The Open-FDD PUT /data-model/import endpoint expects a body that matches the DataModelImportBody Pydantic model: exactly points (array) and optional equipment (array). If the LLM returns extra keys, wrong types, or invalid UUIDs, the API returns 422 Unprocessable Entity.

To avoid that:

  1. Instruct the LLM — In your prompt, add: “Return only valid JSON that conforms to the Open-FDD import schema: top-level keys points and equipment only; each point has the fields listed in the prompt; equipment items use equipment_name, site_id, optional feeds / fed_by, optional engineering / metadata.”

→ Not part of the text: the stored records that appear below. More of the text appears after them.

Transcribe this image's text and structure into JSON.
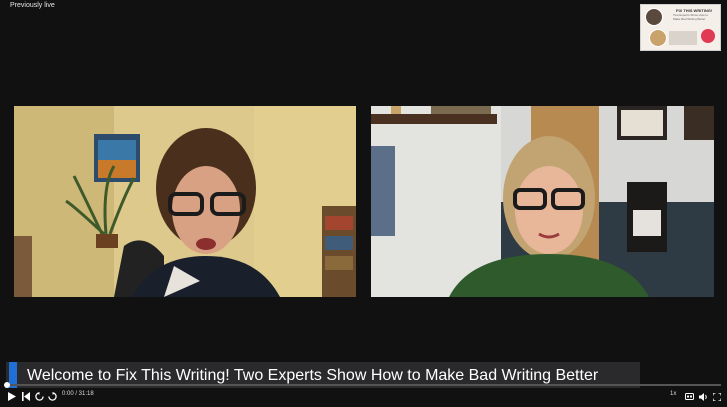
{
  "header": {
    "live_label": "Previously live"
  },
  "thumbnail": {
    "title": "FIX THIS WRITING!",
    "subtitle": "Two Experts Show How to Make Bad Writing Better"
  },
  "caption": {
    "text": "Welcome to Fix This Writing! Two Experts Show How to Make Bad Writing Better"
  },
  "player": {
    "time": "0:00 / 31:18",
    "playback_rate": "1x",
    "progress": 0,
    "accent_color": "#1f6fd6"
  },
  "icons": {
    "play": "play-icon",
    "prev": "skip-previous-icon",
    "rewind": "rewind-10-icon",
    "forward": "forward-10-icon",
    "cc": "closed-captions-icon",
    "volume": "volume-icon",
    "fullscreen": "fullscreen-icon"
  }
}
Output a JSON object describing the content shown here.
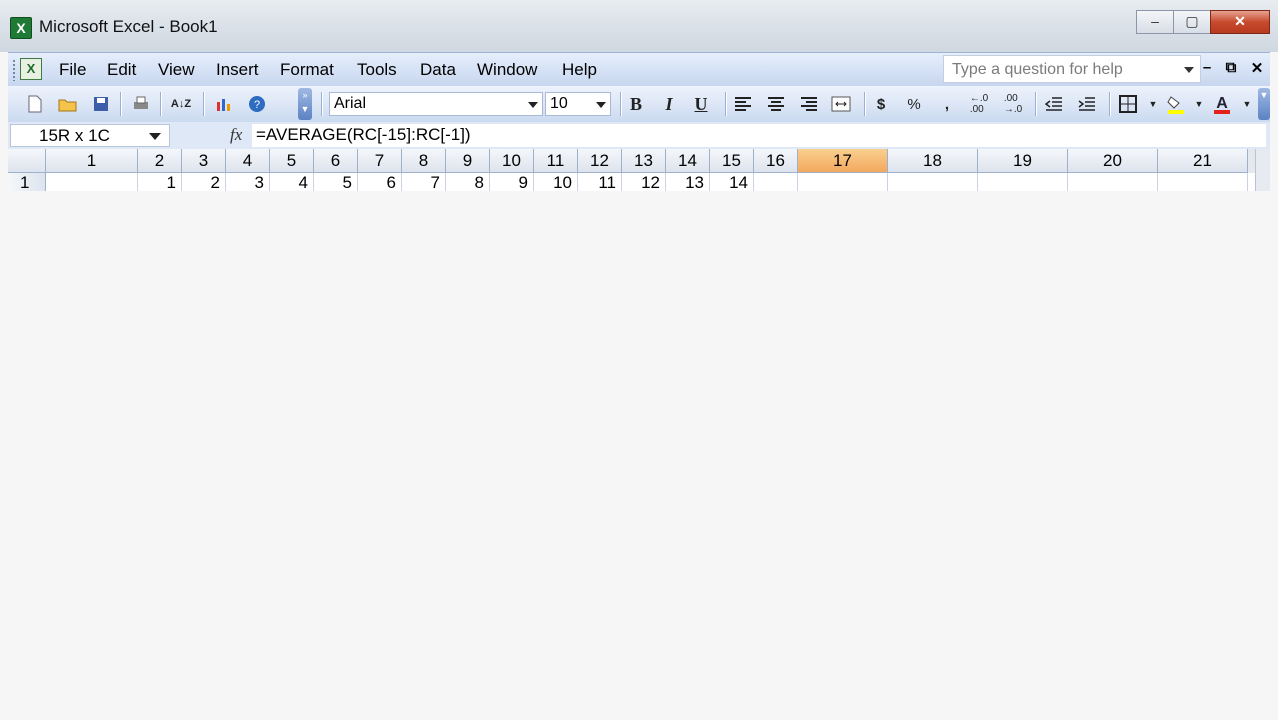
{
  "window": {
    "title": "Microsoft Excel - Book1",
    "app_icon_letter": "X",
    "buttons": [
      "minimize",
      "maximize",
      "close"
    ]
  },
  "menubar": {
    "items": [
      "File",
      "Edit",
      "View",
      "Insert",
      "Format",
      "Tools",
      "Data",
      "Window",
      "Help"
    ],
    "help_placeholder": "Type a question for help"
  },
  "toolbar": {
    "font_name": "Arial",
    "font_size": "10",
    "bold": "B",
    "italic": "I",
    "underline": "U",
    "currency": "$",
    "percent": "%",
    "comma": ","
  },
  "formula_bar": {
    "name_box": "15R x 1C",
    "fx": "fx",
    "formula": "=AVERAGE(RC[-15]:RC[-1])"
  },
  "sheet": {
    "column_headers": [
      "1",
      "2",
      "3",
      "4",
      "5",
      "6",
      "7",
      "8",
      "9",
      "10",
      "11",
      "12",
      "13",
      "14",
      "15",
      "16",
      "17",
      "18",
      "19",
      "20",
      "21"
    ],
    "active_column": "17",
    "row_header": "1",
    "row1_values": [
      "",
      "1",
      "2",
      "3",
      "4",
      "5",
      "6",
      "7",
      "8",
      "9",
      "10",
      "11",
      "12",
      "13",
      "14",
      "",
      "",
      "",
      "",
      "",
      ""
    ]
  },
  "colors": {
    "active_header": "#f3a85e",
    "menubar": "#c6d6ef",
    "close_button": "#c64b2e"
  }
}
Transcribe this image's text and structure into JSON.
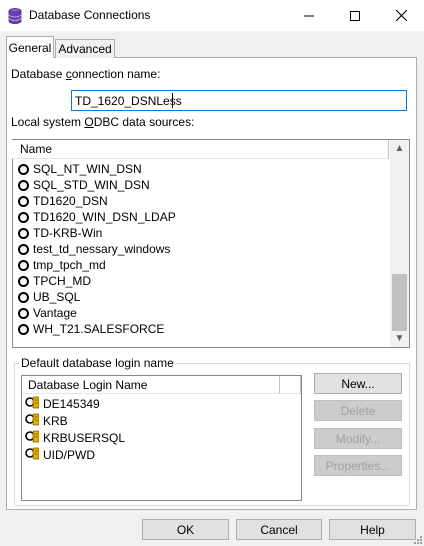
{
  "window": {
    "title": "Database Connections",
    "minimize_glyph": "—",
    "maximize_glyph": "☐",
    "close_glyph": "✕"
  },
  "tabs": [
    {
      "label": "General",
      "selected": true
    },
    {
      "label": "Advanced",
      "selected": false
    }
  ],
  "general": {
    "conn_name_label_pre": "Database ",
    "conn_name_label_ul": "c",
    "conn_name_label_post": "onnection name:",
    "conn_name_value": "TD_1620_DSNLess",
    "odbc_label_pre": "Local system ",
    "odbc_label_ul": "O",
    "odbc_label_post": "DBC data sources:",
    "odbc_column": "Name",
    "odbc_sources": [
      "SQL_NT_WIN_DSN",
      "SQL_STD_WIN_DSN",
      "TD1620_DSN",
      "TD1620_WIN_DSN_LDAP",
      "TD-KRB-Win",
      "test_td_nessary_windows",
      "tmp_tpch_md",
      "TPCH_MD",
      "UB_SQL",
      "Vantage",
      "WH_T21.SALESFORCE"
    ],
    "login_group_label": "Default database login name",
    "login_column": "Database Login Name",
    "logins": [
      "DE145349",
      "KRB",
      "KRBUSERSQL",
      "UID/PWD"
    ],
    "buttons": {
      "new": "New...",
      "delete": "Delete",
      "modify": "Modify...",
      "properties": "Properties..."
    }
  },
  "footer": {
    "ok": "OK",
    "cancel": "Cancel",
    "help": "Help"
  },
  "scroll_arrows": {
    "up": "▲",
    "down": "▼"
  },
  "colors": {
    "focus_border": "#0078d7",
    "icon_purple": "#6d3fa8",
    "icon_gold": "#e0b000"
  },
  "icons": {
    "app": "database-connections-icon",
    "radio": "radio-button-icon",
    "login": "database-login-icon"
  }
}
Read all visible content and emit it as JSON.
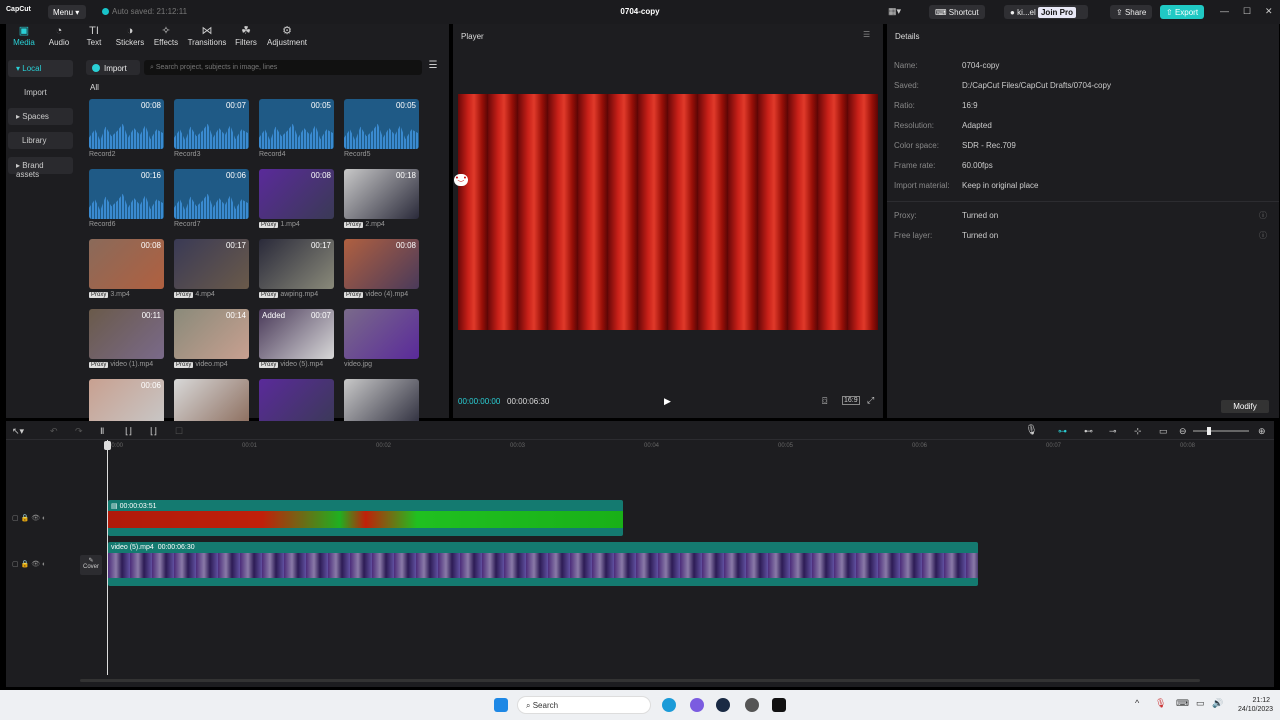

  2. Use the API’s JSON Schema — The OpenAPI spec at GET /openapi.json (or GET /docs and “openapi.json”) includes a schema for the import body. You can:
    • Export that schema (e.g. the DataModelImportBody and nested PointImportRow / EquipmentImportRow from the spec) and give it to the LLM: “Return JSON that validates against this schema.”
    • Or run a local validation step before pasting into the UI: validate the LLM’s JSON against the same schema (e.g. with a small script or tool that loads the schema and runs jsonschema.validate). If it passes, PUT /data-model/import will accept it (aside from referential issues like missing site_id).
  3. Common failure: site_id is not a UUIDPUT /data-model/import expects points[].site_id to be either:
    • a UUID string (as returned by GET /data-model/export), or
    • null/omitted (so the backend can resolve it from points[].site_name).

    If you see an error like: site_id must be a valid UUID from GET /sites ... Got: 'BensOffice' then your LLM replaced the UUID with the human-readable site name. Reinforce: never replace site_id with site_name; if the export has no UUID, keep site_id null and keep site_name.

  4. Pydantic in the repo — The backend defines the import shape in open_fdd/platform/api/data_model.py: DataModelImportBody, PointImportRow, EquipmentImportRow. A script or pipeline can import those models and validate the LLM output (e.g. DataModelImportBody.model_validate(json.loads(llm_output))) before returning it to the human. That way the human only sees JSON that is known to parse on the backend.

Mechanical engineer flow (short)

  1. Create site (and optionally equipment) via API or UI; note site_id.
  2. Export — GET /data-model/export?site_id=YourSiteName (or no filter for full dump).
  3. Upload to LLM — Paste (a) the canonical template above (or your saved copy of the same text), (b) fault/rule context (which faults you run + YAML snippets when possible), then (c) export JSON. Optionally include the import JSON Schema so the LLM returns a valid payload.
    • Fault-first: Answer the pre-flight questions (or let the model ask them) before treating polling as final.
    • UUID reminder: Never replace points[].site_id with a human-readable site name; keep the UUID from the export (see Validate before import below).
  4. Validate — Run schema validation or Pydantic validation on the LLM reply so you know it will parse on the backend.
  5. Import — PUT /data-model/import with the validated JSON.
  6. Run FDD / tests — Trigger an FDD run or Sparkl (or other) tests as needed for the project.